One thought I had watching this as well from the game perspective was switching overheads to smite on opponents offtick, amps up the war of attrition to a point that humans would be near inable.
Great video :)
Thank you! To be honest, just working on a bunch of personal projects in topics that you find interesting is the best way to learn in my opinion. If you're not interested, you won't want to do it.
It actually does have the ability to do this! The agent can choose to use smite instead of overhead prayers when it's attacking the next tick. Smite unfortunately isn't available in LMS so I disabled it for the model trained throughout this video, but support for this has already been added. Can be nice in places like PvP Arena.

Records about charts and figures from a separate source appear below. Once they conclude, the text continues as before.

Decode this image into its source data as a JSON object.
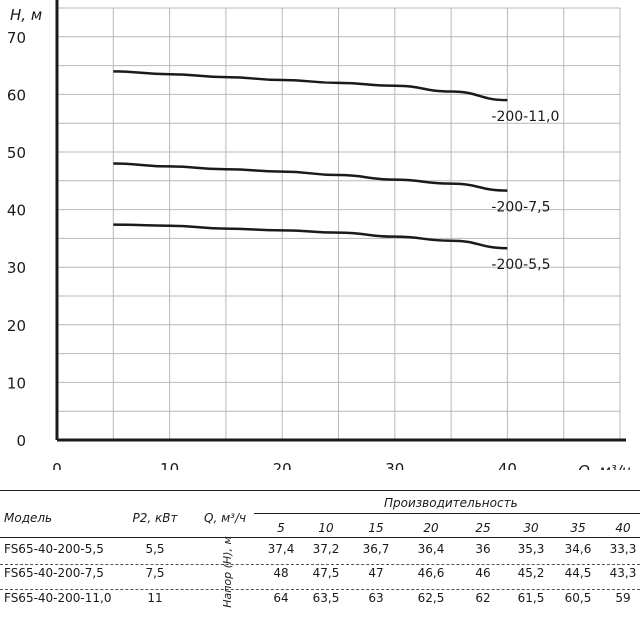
{
  "chart_data": {
    "type": "line",
    "ylabel": "H, м",
    "xlabel": "Q, м³/ч",
    "xlim": [
      0,
      50
    ],
    "ylim": [
      0,
      75
    ],
    "xticks": [
      0,
      10,
      20,
      30,
      40
    ],
    "yticks": [
      0,
      10,
      20,
      30,
      40,
      50,
      60,
      70
    ],
    "grid": true,
    "x": [
      5,
      10,
      15,
      20,
      25,
      30,
      35,
      40
    ],
    "series": [
      {
        "name": "-200-11,0",
        "values": [
          64,
          63.5,
          63,
          62.5,
          62,
          61.5,
          60.5,
          59
        ]
      },
      {
        "name": "-200-7,5",
        "values": [
          48,
          47.5,
          47,
          46.6,
          46,
          45.2,
          44.5,
          43.3
        ]
      },
      {
        "name": "-200-5,5",
        "values": [
          37.4,
          37.2,
          36.7,
          36.4,
          36,
          35.3,
          34.6,
          33.3
        ]
      }
    ]
  },
  "table": {
    "header_model": "Модель",
    "header_power": "P2, кВт",
    "header_flow": "Q, м³/ч",
    "header_performance": "Производительность",
    "header_head": "Напор (Н), м",
    "flows": [
      "5",
      "10",
      "15",
      "20",
      "25",
      "30",
      "35",
      "40"
    ],
    "rows": [
      {
        "model": "FS65-40-200-5,5",
        "power": "5,5",
        "values": [
          "37,4",
          "37,2",
          "36,7",
          "36,4",
          "36",
          "35,3",
          "34,6",
          "33,3"
        ]
      },
      {
        "model": "FS65-40-200-7,5",
        "power": "7,5",
        "values": [
          "48",
          "47,5",
          "47",
          "46,6",
          "46",
          "45,2",
          "44,5",
          "43,3"
        ]
      },
      {
        "model": "FS65-40-200-11,0",
        "power": "11",
        "values": [
          "64",
          "63,5",
          "63",
          "62,5",
          "62",
          "61,5",
          "60,5",
          "59"
        ]
      }
    ]
  }
}
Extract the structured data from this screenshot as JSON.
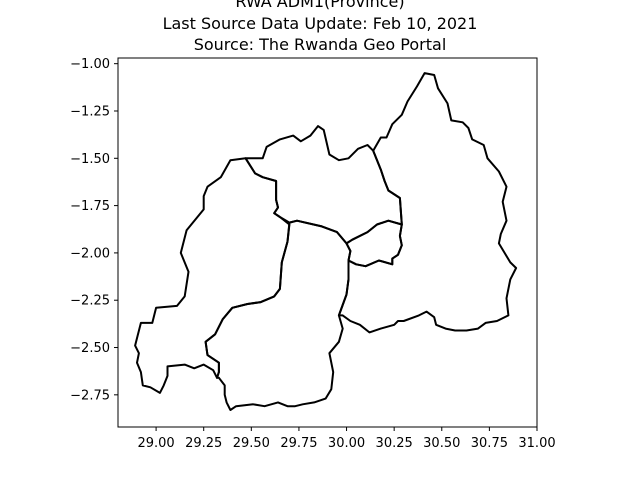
{
  "title": {
    "line1": "RWA ADM1(Province)",
    "line2": "Last Source Data Update: Feb 10, 2021",
    "line3": "Source: The Rwanda Geo Portal"
  },
  "chart_data": {
    "type": "map",
    "xlim": [
      28.8,
      31.0
    ],
    "ylim": [
      -2.92,
      -0.97
    ],
    "x_ticks": [
      "29.00",
      "29.25",
      "29.50",
      "29.75",
      "30.00",
      "30.25",
      "30.50",
      "30.75",
      "31.00"
    ],
    "x_tick_values": [
      29.0,
      29.25,
      29.5,
      29.75,
      30.0,
      30.25,
      30.5,
      30.75,
      31.0
    ],
    "y_ticks": [
      "−1.00",
      "−1.25",
      "−1.50",
      "−1.75",
      "−2.00",
      "−2.25",
      "−2.50",
      "−2.75"
    ],
    "y_tick_values": [
      -1.0,
      -1.25,
      -1.5,
      -1.75,
      -2.0,
      -2.25,
      -2.5,
      -2.75
    ],
    "grid": false,
    "regions": [
      {
        "id": "west",
        "coords": [
          [
            29.47,
            -1.5
          ],
          [
            29.39,
            -1.51
          ],
          [
            29.34,
            -1.6
          ],
          [
            29.27,
            -1.65
          ],
          [
            29.25,
            -1.7
          ],
          [
            29.25,
            -1.77
          ],
          [
            29.16,
            -1.88
          ],
          [
            29.13,
            -2.0
          ],
          [
            29.17,
            -2.1
          ],
          [
            29.15,
            -2.23
          ],
          [
            29.11,
            -2.28
          ],
          [
            29.0,
            -2.29
          ],
          [
            28.98,
            -2.37
          ],
          [
            28.92,
            -2.37
          ],
          [
            28.9,
            -2.45
          ],
          [
            28.89,
            -2.49
          ],
          [
            28.91,
            -2.53
          ],
          [
            28.9,
            -2.58
          ],
          [
            28.92,
            -2.63
          ],
          [
            28.93,
            -2.7
          ],
          [
            28.97,
            -2.71
          ],
          [
            29.02,
            -2.74
          ],
          [
            29.04,
            -2.7
          ],
          [
            29.06,
            -2.65
          ],
          [
            29.06,
            -2.6
          ],
          [
            29.15,
            -2.59
          ],
          [
            29.2,
            -2.61
          ],
          [
            29.25,
            -2.59
          ],
          [
            29.3,
            -2.62
          ],
          [
            29.32,
            -2.66
          ],
          [
            29.33,
            -2.63
          ],
          [
            29.33,
            -2.58
          ],
          [
            29.27,
            -2.54
          ],
          [
            29.26,
            -2.47
          ],
          [
            29.31,
            -2.43
          ],
          [
            29.35,
            -2.35
          ],
          [
            29.4,
            -2.29
          ],
          [
            29.48,
            -2.27
          ],
          [
            29.55,
            -2.26
          ],
          [
            29.62,
            -2.23
          ],
          [
            29.65,
            -2.19
          ],
          [
            29.66,
            -2.05
          ],
          [
            29.69,
            -1.94
          ],
          [
            29.7,
            -1.85
          ],
          [
            29.65,
            -1.81
          ],
          [
            29.62,
            -1.79
          ],
          [
            29.64,
            -1.76
          ],
          [
            29.63,
            -1.72
          ],
          [
            29.63,
            -1.62
          ],
          [
            29.56,
            -1.6
          ],
          [
            29.52,
            -1.58
          ],
          [
            29.47,
            -1.5
          ]
        ]
      },
      {
        "id": "north",
        "coords": [
          [
            29.47,
            -1.5
          ],
          [
            29.56,
            -1.5
          ],
          [
            29.58,
            -1.44
          ],
          [
            29.65,
            -1.4
          ],
          [
            29.72,
            -1.38
          ],
          [
            29.76,
            -1.41
          ],
          [
            29.81,
            -1.38
          ],
          [
            29.85,
            -1.33
          ],
          [
            29.88,
            -1.35
          ],
          [
            29.91,
            -1.48
          ],
          [
            29.96,
            -1.51
          ],
          [
            30.01,
            -1.5
          ],
          [
            30.06,
            -1.45
          ],
          [
            30.11,
            -1.43
          ],
          [
            30.14,
            -1.46
          ],
          [
            30.18,
            -1.56
          ],
          [
            30.2,
            -1.62
          ],
          [
            30.22,
            -1.67
          ],
          [
            30.28,
            -1.71
          ],
          [
            30.29,
            -1.85
          ],
          [
            30.22,
            -1.83
          ],
          [
            30.16,
            -1.85
          ],
          [
            30.11,
            -1.89
          ],
          [
            30.03,
            -1.93
          ],
          [
            30.0,
            -1.95
          ],
          [
            29.95,
            -1.89
          ],
          [
            29.87,
            -1.86
          ],
          [
            29.74,
            -1.83
          ],
          [
            29.7,
            -1.84
          ],
          [
            29.65,
            -1.81
          ],
          [
            29.62,
            -1.79
          ],
          [
            29.64,
            -1.76
          ],
          [
            29.63,
            -1.72
          ],
          [
            29.63,
            -1.62
          ],
          [
            29.56,
            -1.6
          ],
          [
            29.52,
            -1.58
          ],
          [
            29.47,
            -1.5
          ]
        ]
      },
      {
        "id": "kigali",
        "coords": [
          [
            30.0,
            -1.95
          ],
          [
            30.03,
            -1.93
          ],
          [
            30.11,
            -1.89
          ],
          [
            30.16,
            -1.85
          ],
          [
            30.22,
            -1.83
          ],
          [
            30.29,
            -1.85
          ],
          [
            30.28,
            -1.91
          ],
          [
            30.29,
            -1.96
          ],
          [
            30.27,
            -2.01
          ],
          [
            30.24,
            -2.03
          ],
          [
            30.24,
            -2.06
          ],
          [
            30.17,
            -2.04
          ],
          [
            30.1,
            -2.07
          ],
          [
            30.05,
            -2.06
          ],
          [
            30.01,
            -2.04
          ],
          [
            30.02,
            -1.99
          ],
          [
            30.0,
            -1.95
          ]
        ]
      },
      {
        "id": "east",
        "coords": [
          [
            30.14,
            -1.46
          ],
          [
            30.18,
            -1.39
          ],
          [
            30.21,
            -1.39
          ],
          [
            30.24,
            -1.32
          ],
          [
            30.29,
            -1.27
          ],
          [
            30.32,
            -1.2
          ],
          [
            30.37,
            -1.12
          ],
          [
            30.41,
            -1.05
          ],
          [
            30.46,
            -1.06
          ],
          [
            30.48,
            -1.13
          ],
          [
            30.53,
            -1.21
          ],
          [
            30.55,
            -1.3
          ],
          [
            30.61,
            -1.31
          ],
          [
            30.64,
            -1.34
          ],
          [
            30.66,
            -1.4
          ],
          [
            30.72,
            -1.43
          ],
          [
            30.74,
            -1.5
          ],
          [
            30.8,
            -1.57
          ],
          [
            30.84,
            -1.65
          ],
          [
            30.82,
            -1.73
          ],
          [
            30.84,
            -1.83
          ],
          [
            30.81,
            -1.9
          ],
          [
            30.8,
            -1.95
          ],
          [
            30.83,
            -2.0
          ],
          [
            30.86,
            -2.05
          ],
          [
            30.89,
            -2.08
          ],
          [
            30.86,
            -2.14
          ],
          [
            30.84,
            -2.24
          ],
          [
            30.85,
            -2.33
          ],
          [
            30.79,
            -2.36
          ],
          [
            30.73,
            -2.37
          ],
          [
            30.69,
            -2.4
          ],
          [
            30.63,
            -2.41
          ],
          [
            30.57,
            -2.41
          ],
          [
            30.52,
            -2.4
          ],
          [
            30.47,
            -2.38
          ],
          [
            30.46,
            -2.34
          ],
          [
            30.42,
            -2.31
          ],
          [
            30.38,
            -2.33
          ],
          [
            30.3,
            -2.36
          ],
          [
            30.27,
            -2.36
          ],
          [
            30.25,
            -2.38
          ],
          [
            30.18,
            -2.4
          ],
          [
            30.12,
            -2.42
          ],
          [
            30.07,
            -2.38
          ],
          [
            30.02,
            -2.36
          ],
          [
            29.98,
            -2.33
          ],
          [
            29.96,
            -2.33
          ],
          [
            30.0,
            -2.22
          ],
          [
            30.01,
            -2.14
          ],
          [
            30.01,
            -2.04
          ],
          [
            30.05,
            -2.06
          ],
          [
            30.1,
            -2.07
          ],
          [
            30.17,
            -2.04
          ],
          [
            30.24,
            -2.06
          ],
          [
            30.24,
            -2.03
          ],
          [
            30.27,
            -2.01
          ],
          [
            30.29,
            -1.96
          ],
          [
            30.28,
            -1.91
          ],
          [
            30.29,
            -1.85
          ],
          [
            30.28,
            -1.71
          ],
          [
            30.22,
            -1.67
          ],
          [
            30.2,
            -1.62
          ],
          [
            30.18,
            -1.56
          ],
          [
            30.14,
            -1.46
          ]
        ]
      },
      {
        "id": "south",
        "coords": [
          [
            29.7,
            -1.84
          ],
          [
            29.74,
            -1.83
          ],
          [
            29.87,
            -1.86
          ],
          [
            29.95,
            -1.89
          ],
          [
            30.0,
            -1.95
          ],
          [
            30.02,
            -1.99
          ],
          [
            30.01,
            -2.04
          ],
          [
            30.01,
            -2.14
          ],
          [
            30.0,
            -2.22
          ],
          [
            29.96,
            -2.33
          ],
          [
            29.98,
            -2.4
          ],
          [
            29.96,
            -2.47
          ],
          [
            29.91,
            -2.53
          ],
          [
            29.93,
            -2.63
          ],
          [
            29.92,
            -2.72
          ],
          [
            29.89,
            -2.77
          ],
          [
            29.83,
            -2.79
          ],
          [
            29.77,
            -2.8
          ],
          [
            29.73,
            -2.81
          ],
          [
            29.69,
            -2.81
          ],
          [
            29.64,
            -2.79
          ],
          [
            29.57,
            -2.81
          ],
          [
            29.51,
            -2.8
          ],
          [
            29.42,
            -2.81
          ],
          [
            29.39,
            -2.83
          ],
          [
            29.37,
            -2.79
          ],
          [
            29.36,
            -2.75
          ],
          [
            29.36,
            -2.7
          ],
          [
            29.33,
            -2.66
          ],
          [
            29.32,
            -2.66
          ],
          [
            29.33,
            -2.63
          ],
          [
            29.33,
            -2.58
          ],
          [
            29.27,
            -2.54
          ],
          [
            29.26,
            -2.47
          ],
          [
            29.31,
            -2.43
          ],
          [
            29.35,
            -2.35
          ],
          [
            29.4,
            -2.29
          ],
          [
            29.48,
            -2.27
          ],
          [
            29.55,
            -2.26
          ],
          [
            29.62,
            -2.23
          ],
          [
            29.65,
            -2.19
          ],
          [
            29.66,
            -2.05
          ],
          [
            29.69,
            -1.94
          ],
          [
            29.7,
            -1.84
          ]
        ]
      }
    ]
  }
}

congrats on destroying LMS
he loved the game so much he made sure nobody else could
This is sick. You're gonna get big
Amazing project, just seeing this amazing piece of content now. Curious as to what learning resources you used along your journey and what background you had coming into this project? Seems like you have some professional machine learning experience as well as a great understanding of Runescape's systems as well. I just started machine learning programming at my software engineering job and would love to one day attain a level of knowledge required to make a project like this from scratch one day! Amazing!
Thanks! To be honest, I don't have professional machine learning experience. This is all self-taught (and a few courses from back in college). I had always been interested in machine learning so I spent a ton of time learning how to use it in a project like this. I do work professionally as a software engineer though.
The best way to learn in my opinion (and everyone learns different - this is just how I learn) is to just apply it to a project that you're interested in. You can read a ton of books and take a ton of courses but won't truly learn it until you apply it to a real project.
I do have a lot of experience with RuneScape though - been playing on and off since 2005 - and have written my own "third-party" client before.
Holy shit
So cool!! Can you make a video where you go through the technical details with all the tricks you used to make RL work? Like which policy, do you use optimistic exploration or did you craft some nifty things yourself? Am absolutely thrilled to learn more without having to read the code 😊
Can this work for basic woodcutting skills?
Woodcutting is so simple it's not too helpful to apply this kind of thing there. The best actions can be computed through simple logic and no machine learning is needed.
Hi, I worked on some osrs computer vision personal project, don't have experience in reinforcement learning tho, do you use any sort of computer vision? Or is there code injections? Because I see your AI switching prayer without switching to prayer tab, how does it know the position of potions etc??? I would love to know thx
Yeah it hooks directly into the game client to perform higher level actions. The agent will choose things like use protect from melee, drink a combat potion, and eat food.
@@Naton1thank you for the reply, do you have a discord bud? i have few questions, would appreciate if you can get in touch with me, not going to ask you about your plug in or anything, I just wanna develop something specific but without having access to the client, I am familiar with pytorch computer visions but I wanna learn some reinforcement learning and got some questions.
@@roofyosrs3513 I do, my discord is naton2.
@@Naton1 I added you bro
Such a cool project
I love this! Need more than a like button, we need a love button.
Thanks for sharing and masterfully done - I'm currently studying robotics as part of my postgraduate in AI.
I was wondering if someone had managed to simulate rs for RL!
What's your day job? Do you do any ML? been keeping up with the project since you first posted and blows me away. This is fantastic work.
Appreciate it! I’ve been working professionally as a software engineer since I graduated from school two years ago. No ML or anything as a day job.
What an incredible project.
I'm not sure it was the best idea to let people run their own models without having to write a single line of python. Now LMS has 4-5 of them a game. I'm big fan of open source but I think you have an inherent responsibility when you release stuff like this to not allow others to harm the integrity of the game with your work. And this has, and will continue to.
It doesn't actually matter where you think it came from. This is just inevitable, unfortunately.
@@BigDaddyWes venes & pakis would never program something like this, he did the heavy lifting for them.
@@BigDaddyWesright. This guy was working on this and there definitely at least 10 others doing the same.
Hey can I reach out you you about a way to use this on other RuneScape private servers themselves to kill gamblers and bullshit
This is actually a very good project, well done!
Do you have a disc channel?
Glad this didn’t blow up and you use this little clout to start up your dream UA-camr coding career! Stay off our 20 year old game
Aktually osrs is only 11 years old
You’ve been on rsps’s/osrs for years abusing this. Nh staking taking ppls gp while they dont realise u aint even clicking.rat.
I have never used this outside of LMS/PvP Arena, and it was just created in the last year!
@@Naton1 stop lying
was this a solo project?
Yes it was!